Firefly Lane was a pretty quick read for me, because I found it to be essentially plot-driven, and the plot was pretty involving. The course of Tallulah "Tully" Hart and (the unfortunately named) Kate Mularkey's friendship over more than thirty years follows them through college, careers, families, bonding, fighting, and Life. While they come of age at a time when women are encouraged to go for "having it all," they essentially find themselves each having part of it and missing out on another; Tully has the big career, and Kate's family becomes her career.
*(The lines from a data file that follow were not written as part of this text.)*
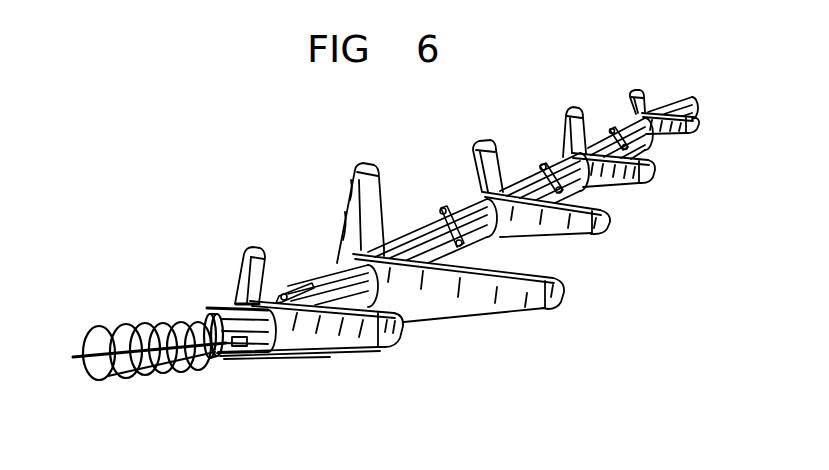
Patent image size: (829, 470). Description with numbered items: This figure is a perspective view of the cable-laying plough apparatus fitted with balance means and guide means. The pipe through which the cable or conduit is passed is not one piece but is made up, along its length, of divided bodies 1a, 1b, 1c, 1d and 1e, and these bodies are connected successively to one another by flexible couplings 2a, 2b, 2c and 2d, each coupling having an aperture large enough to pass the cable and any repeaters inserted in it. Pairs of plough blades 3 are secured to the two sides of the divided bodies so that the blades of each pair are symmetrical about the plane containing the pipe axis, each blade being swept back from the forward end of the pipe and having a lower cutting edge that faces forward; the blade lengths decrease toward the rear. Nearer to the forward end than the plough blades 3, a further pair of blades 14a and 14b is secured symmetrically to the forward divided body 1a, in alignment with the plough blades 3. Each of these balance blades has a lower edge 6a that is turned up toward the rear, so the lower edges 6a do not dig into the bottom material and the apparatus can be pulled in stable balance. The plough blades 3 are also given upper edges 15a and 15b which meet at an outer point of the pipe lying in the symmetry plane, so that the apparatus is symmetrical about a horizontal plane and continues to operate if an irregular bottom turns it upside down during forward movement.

The divided body 1a is at (249, 340).
The divided body 1b is at (330, 283).
The divided body 1c is at (523, 187).
The divided body 1d is at (602, 138).
The divided body 1e is at (677, 100).
The flexible coupling 2a is at (310, 297).
The flexible coupling 2b is at (438, 229).
The flexible coupling 2c is at (558, 163).
The flexible coupling 2d is at (633, 136).
The plough blade 3 is at (430, 259).
The lower edge 6a is at (310, 348).
The balance blade 14a is at (245, 286).
The balance blade 14b is at (348, 335).
The upper edge 15a is at (358, 208).
The upper edge 15b is at (500, 268).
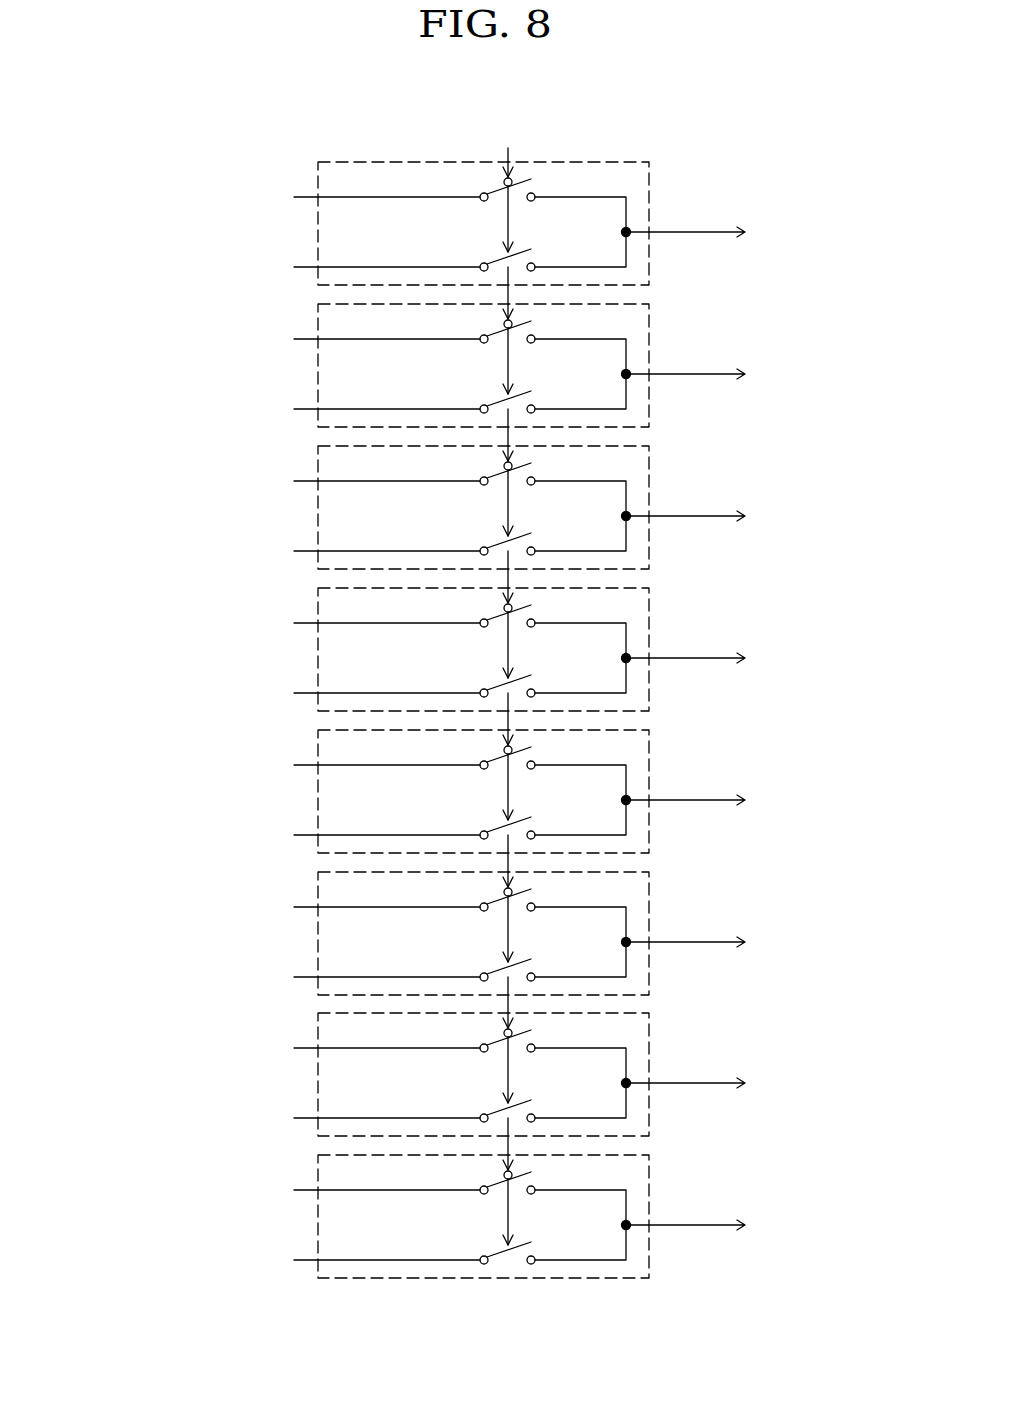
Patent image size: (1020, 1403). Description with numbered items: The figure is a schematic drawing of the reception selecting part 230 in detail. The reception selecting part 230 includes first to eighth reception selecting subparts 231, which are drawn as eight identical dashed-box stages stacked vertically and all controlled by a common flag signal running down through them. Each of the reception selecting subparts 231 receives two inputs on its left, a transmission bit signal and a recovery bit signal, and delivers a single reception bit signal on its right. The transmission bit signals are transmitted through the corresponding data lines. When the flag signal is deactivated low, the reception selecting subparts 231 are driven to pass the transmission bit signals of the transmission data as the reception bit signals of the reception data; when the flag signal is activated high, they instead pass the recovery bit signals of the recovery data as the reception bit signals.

The reception selecting part 230 is at (755, 134).
The reception selecting subparts 231 is at (458, 713).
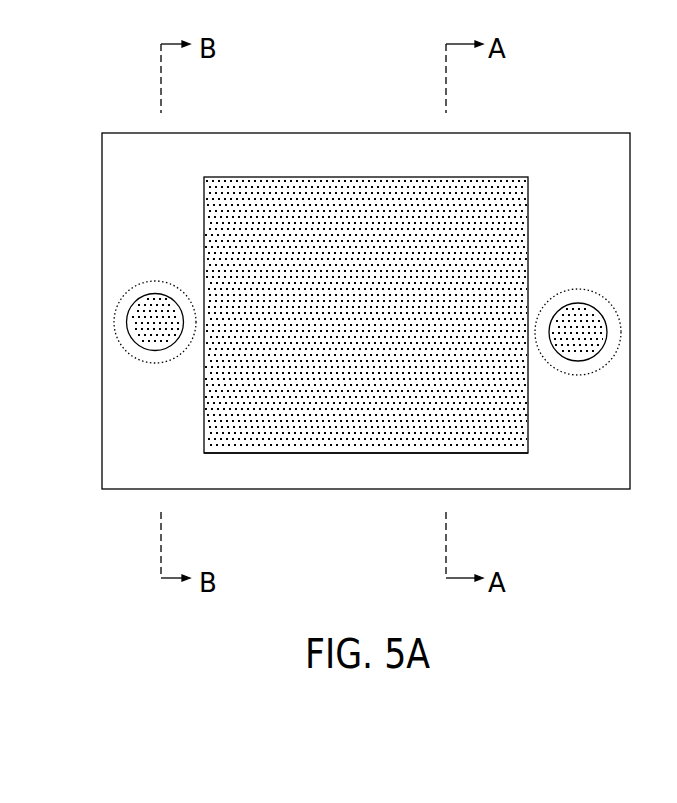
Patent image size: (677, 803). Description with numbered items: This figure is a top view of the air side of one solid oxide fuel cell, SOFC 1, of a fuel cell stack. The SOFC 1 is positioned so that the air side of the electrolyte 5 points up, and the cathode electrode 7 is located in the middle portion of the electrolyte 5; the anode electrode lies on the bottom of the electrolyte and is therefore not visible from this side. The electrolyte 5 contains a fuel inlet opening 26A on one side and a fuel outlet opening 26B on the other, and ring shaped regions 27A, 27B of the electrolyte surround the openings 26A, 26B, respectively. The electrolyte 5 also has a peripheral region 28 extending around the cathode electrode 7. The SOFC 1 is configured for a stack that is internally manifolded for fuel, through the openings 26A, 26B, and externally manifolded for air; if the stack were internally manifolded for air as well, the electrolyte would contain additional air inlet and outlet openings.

The SOFC 1 is at (614, 71).
The electrolyte 5 is at (274, 148).
The cathode electrode 7 is at (376, 196).
The fuel inlet opening 26A is at (128, 323).
The fuel outlet opening 26B is at (598, 341).
The ring shaped region 27A is at (118, 305).
The ring shaped region 27B is at (608, 302).
The peripheral region 28 is at (378, 476).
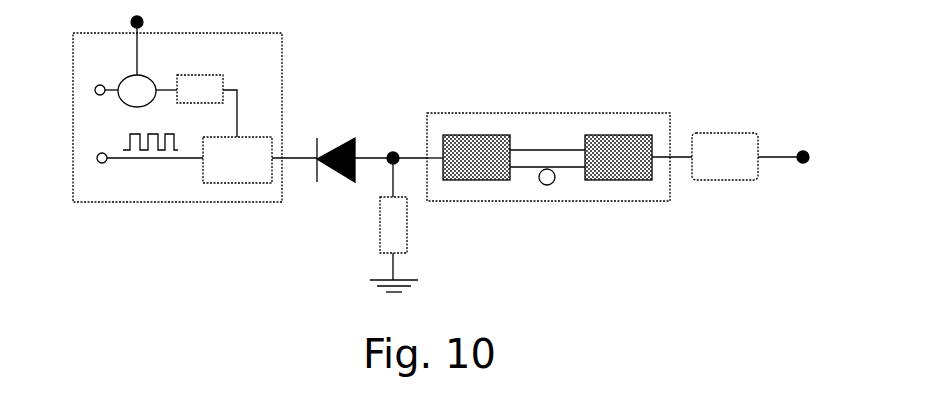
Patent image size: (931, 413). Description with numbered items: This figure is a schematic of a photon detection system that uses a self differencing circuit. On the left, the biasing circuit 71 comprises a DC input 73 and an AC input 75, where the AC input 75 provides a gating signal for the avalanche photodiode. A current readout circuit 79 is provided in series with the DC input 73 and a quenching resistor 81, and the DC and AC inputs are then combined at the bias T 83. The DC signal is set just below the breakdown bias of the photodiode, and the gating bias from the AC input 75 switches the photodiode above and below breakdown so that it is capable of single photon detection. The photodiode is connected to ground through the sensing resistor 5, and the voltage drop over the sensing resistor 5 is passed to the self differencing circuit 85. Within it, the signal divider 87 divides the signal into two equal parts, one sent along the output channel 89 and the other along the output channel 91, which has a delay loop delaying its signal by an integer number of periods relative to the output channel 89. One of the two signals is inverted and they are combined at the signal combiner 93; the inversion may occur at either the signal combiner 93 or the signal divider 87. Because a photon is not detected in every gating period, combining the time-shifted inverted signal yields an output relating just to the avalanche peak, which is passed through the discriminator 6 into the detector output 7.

The biasing circuit 71 is at (155, 215).
The DC input 73 is at (88, 88).
The AC input 75 is at (85, 166).
The current readout circuit 79 is at (130, 70).
The quenching resistor 81 is at (217, 65).
The bias T 83 is at (236, 183).
The sensing resistor 5 is at (405, 228).
The self differencing circuit 85 is at (605, 113).
The signal divider 87 is at (468, 140).
The output channel 89 is at (548, 140).
The output channel 91 is at (522, 180).
The signal combiner 93 is at (620, 180).
The discriminator 6 is at (725, 130).
The detector output 7 is at (805, 140).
The history between them keeps them together as their paths diverge and each comes to envy the other to a degree, until that history is unexpectedly betrayed.
I would have liked more character development here, although I did come to like both Tully and Kate. I thought their main qualities were established early on - Tully's abandonment issues and ambition, and Kate's drive for security - and although a lot happened to them, neither seemed to grow all that much as people beyond those traits. Many of the other characters were even sketchier, and I never really got a sense that any of them had much of an internal life.
Because the book moves forward mainly through plot elements as opposed to theme or character, I don't want to get too detailed in discussing it, so as to avoid spoilers. I did find it compelling, in a melodramatic, Lifetime-movie sense, although the male characters weren't all duplicitous and mean. That probably sounds more negative than I intend it to be. The story follows a fairly classic women's fiction framework - which is not the same as a "chick-lit" model - and takes its characters through life passages and crises that many women can identify with; work, love, kids, etc. Although some parts of the story were predictable, I wanted to see how they unfolded; and I even though I would have liked to have more of Tully and Kate, I did get invested in their story.
This really isn't a novel I would have sought out on my own, but I think there's probably a good-sized audience for it, and if it is your kind of thing, I'd recommend it. As I got further into the book, I found myself liking it more - more in general, and more than I expected to. Kristin Hannah's writing is solid throughout, and I found Firefly Lane to be an enjoyable place to spend a few days.